Seguimos devagar, o dia foi amanhecendo. Acabamos passando direto pela entrada da AT4 (sem querer mesmo) e chegando até o asfalto. Pra nossa surpresa, uma pick-up passou bem devagar e o motorista ficou nos olhando curioso. O que será que ele pensou, hein?!
Sei que Vitor gritou:
– Moço, tá indo pra Ibirapitanga?
– Tô! – Respondeu ele.
– Leva esse cara aí que ele tá passando mal! – Pediu Vitor com a cara de pau dele.

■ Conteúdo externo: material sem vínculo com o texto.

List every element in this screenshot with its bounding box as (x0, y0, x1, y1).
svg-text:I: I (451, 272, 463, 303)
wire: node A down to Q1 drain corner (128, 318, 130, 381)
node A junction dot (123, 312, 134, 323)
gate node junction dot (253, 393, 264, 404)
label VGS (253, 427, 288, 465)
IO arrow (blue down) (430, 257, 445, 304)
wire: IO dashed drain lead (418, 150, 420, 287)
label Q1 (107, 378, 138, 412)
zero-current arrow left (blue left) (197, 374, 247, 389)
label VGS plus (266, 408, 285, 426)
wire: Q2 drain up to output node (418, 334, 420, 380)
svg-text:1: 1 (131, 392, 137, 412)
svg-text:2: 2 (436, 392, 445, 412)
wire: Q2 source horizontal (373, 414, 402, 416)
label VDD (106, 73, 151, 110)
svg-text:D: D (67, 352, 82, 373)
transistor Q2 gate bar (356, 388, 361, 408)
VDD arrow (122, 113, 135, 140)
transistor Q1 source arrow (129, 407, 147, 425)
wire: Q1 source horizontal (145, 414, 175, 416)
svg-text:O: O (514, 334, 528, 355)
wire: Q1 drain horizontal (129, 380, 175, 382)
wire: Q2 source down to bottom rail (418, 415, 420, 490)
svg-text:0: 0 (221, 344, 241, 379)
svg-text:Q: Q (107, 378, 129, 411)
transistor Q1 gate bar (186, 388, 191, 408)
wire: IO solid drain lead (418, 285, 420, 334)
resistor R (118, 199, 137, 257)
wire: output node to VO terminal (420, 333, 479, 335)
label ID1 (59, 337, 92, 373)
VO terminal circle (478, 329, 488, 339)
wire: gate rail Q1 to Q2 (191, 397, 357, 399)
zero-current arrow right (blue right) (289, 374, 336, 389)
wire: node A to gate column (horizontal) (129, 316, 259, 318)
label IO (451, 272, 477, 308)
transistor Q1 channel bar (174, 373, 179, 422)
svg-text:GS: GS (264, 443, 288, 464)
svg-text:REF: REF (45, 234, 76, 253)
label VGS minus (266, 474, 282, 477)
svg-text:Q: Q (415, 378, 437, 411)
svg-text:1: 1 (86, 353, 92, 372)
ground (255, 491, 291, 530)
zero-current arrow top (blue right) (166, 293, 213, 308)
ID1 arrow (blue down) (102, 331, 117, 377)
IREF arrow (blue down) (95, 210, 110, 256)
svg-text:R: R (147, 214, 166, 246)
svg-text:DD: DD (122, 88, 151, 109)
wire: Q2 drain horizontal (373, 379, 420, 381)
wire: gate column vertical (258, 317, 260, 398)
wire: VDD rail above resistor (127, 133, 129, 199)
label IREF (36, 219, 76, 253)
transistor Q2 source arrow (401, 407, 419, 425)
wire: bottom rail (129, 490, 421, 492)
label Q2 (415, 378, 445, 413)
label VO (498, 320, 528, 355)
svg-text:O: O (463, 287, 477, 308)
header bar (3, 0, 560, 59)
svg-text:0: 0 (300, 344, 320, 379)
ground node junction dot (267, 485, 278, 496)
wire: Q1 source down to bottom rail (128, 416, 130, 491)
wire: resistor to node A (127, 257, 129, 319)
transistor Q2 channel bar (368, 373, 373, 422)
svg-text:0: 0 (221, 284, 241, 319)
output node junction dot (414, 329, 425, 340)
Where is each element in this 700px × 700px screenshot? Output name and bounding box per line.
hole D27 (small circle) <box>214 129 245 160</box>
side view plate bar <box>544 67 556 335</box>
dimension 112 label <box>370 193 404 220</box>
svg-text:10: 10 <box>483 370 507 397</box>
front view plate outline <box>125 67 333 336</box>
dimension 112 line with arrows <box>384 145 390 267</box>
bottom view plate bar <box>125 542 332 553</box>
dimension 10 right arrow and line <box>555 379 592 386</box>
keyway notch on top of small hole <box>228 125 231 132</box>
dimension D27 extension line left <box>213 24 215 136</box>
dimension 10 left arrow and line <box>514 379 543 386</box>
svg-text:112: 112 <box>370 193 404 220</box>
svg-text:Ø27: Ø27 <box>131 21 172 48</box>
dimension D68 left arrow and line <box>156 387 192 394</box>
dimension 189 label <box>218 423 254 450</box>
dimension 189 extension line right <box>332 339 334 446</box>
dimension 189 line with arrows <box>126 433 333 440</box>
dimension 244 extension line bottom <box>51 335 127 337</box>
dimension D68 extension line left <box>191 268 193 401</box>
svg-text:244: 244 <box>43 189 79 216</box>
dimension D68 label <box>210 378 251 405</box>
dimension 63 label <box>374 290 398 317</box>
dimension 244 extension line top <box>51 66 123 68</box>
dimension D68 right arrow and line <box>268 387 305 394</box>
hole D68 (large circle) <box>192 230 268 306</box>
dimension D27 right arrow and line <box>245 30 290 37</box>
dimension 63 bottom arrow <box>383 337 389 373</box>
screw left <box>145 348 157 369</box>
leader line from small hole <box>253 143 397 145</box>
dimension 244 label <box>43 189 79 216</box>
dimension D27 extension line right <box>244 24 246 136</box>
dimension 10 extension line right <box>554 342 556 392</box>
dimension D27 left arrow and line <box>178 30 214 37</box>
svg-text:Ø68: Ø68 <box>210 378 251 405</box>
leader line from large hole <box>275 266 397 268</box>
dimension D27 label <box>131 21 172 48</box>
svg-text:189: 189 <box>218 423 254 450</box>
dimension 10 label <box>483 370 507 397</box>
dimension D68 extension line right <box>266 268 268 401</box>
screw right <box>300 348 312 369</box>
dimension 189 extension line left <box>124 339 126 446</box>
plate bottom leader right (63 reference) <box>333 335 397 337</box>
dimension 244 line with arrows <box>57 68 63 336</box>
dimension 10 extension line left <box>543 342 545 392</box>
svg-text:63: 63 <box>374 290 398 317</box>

E foi assim que o motorista saiu do carro, colocou a bicicleta de Maurício na carroceria e levou nosso amigo embora. O carro foi sumindo no horizonte… Nós fomos pedalando os últimos 9km de asfalto, como se não houvesse amanhã. Chegamos em Ibirapitanga desfalcados, mas inteiros, refletindo se demos sorte ou azar de pegar o caminho errado, e ainda encontrar uma carona pra Maurício no exato momento em que atravessávamos a pista.
…
Pensamento na minha cabeça:
“Gente, porque não me levaram também? Eu sou mulher!!! Que sacanagem! Ah, eu não queria ser resgatada mesmo! 😂”
…
A desistência é de embrulhar o estômago! Desistir de uma prova de Corrida de Aventura nos leva a reflexões profundas sobre como as coisas poderiam ter sido diferentes se certos eventos não tivessem ocorrido. Seria muito bom se não fosse necessário, mas muitas vezes é uma atitude corajosa quando reconhecemos nossos limites e priorizamos nossa segurança.
E “SE” a gente tivesse feito tal coisa??… Esqueça isso! Em nossa última chance daquelas 24 horas, fizemos tudo que achamos que era o melhor a fazer.
Não posso finalizar esse textão sem agradecer aos meus parceiros de equipe, por essa prova, pela dedicação, apoio e espírito de equipe demonstrados em cada momento. Com destaque especial pro nosso pequeno gigante, Lucas, que deu um show de maturidade e força no auge dos seus 23 anos, no começo de sua carreira esportiva.
Arnaldo e toda equipe, valeu demais! Foi uma prova incrível! Percurso massa, receptividade, logística, staff alinhado, cidade acolhedora, alojamento grátis! Arrasou!
Adorei encontrar todo mundo! Até a próxima Aventura!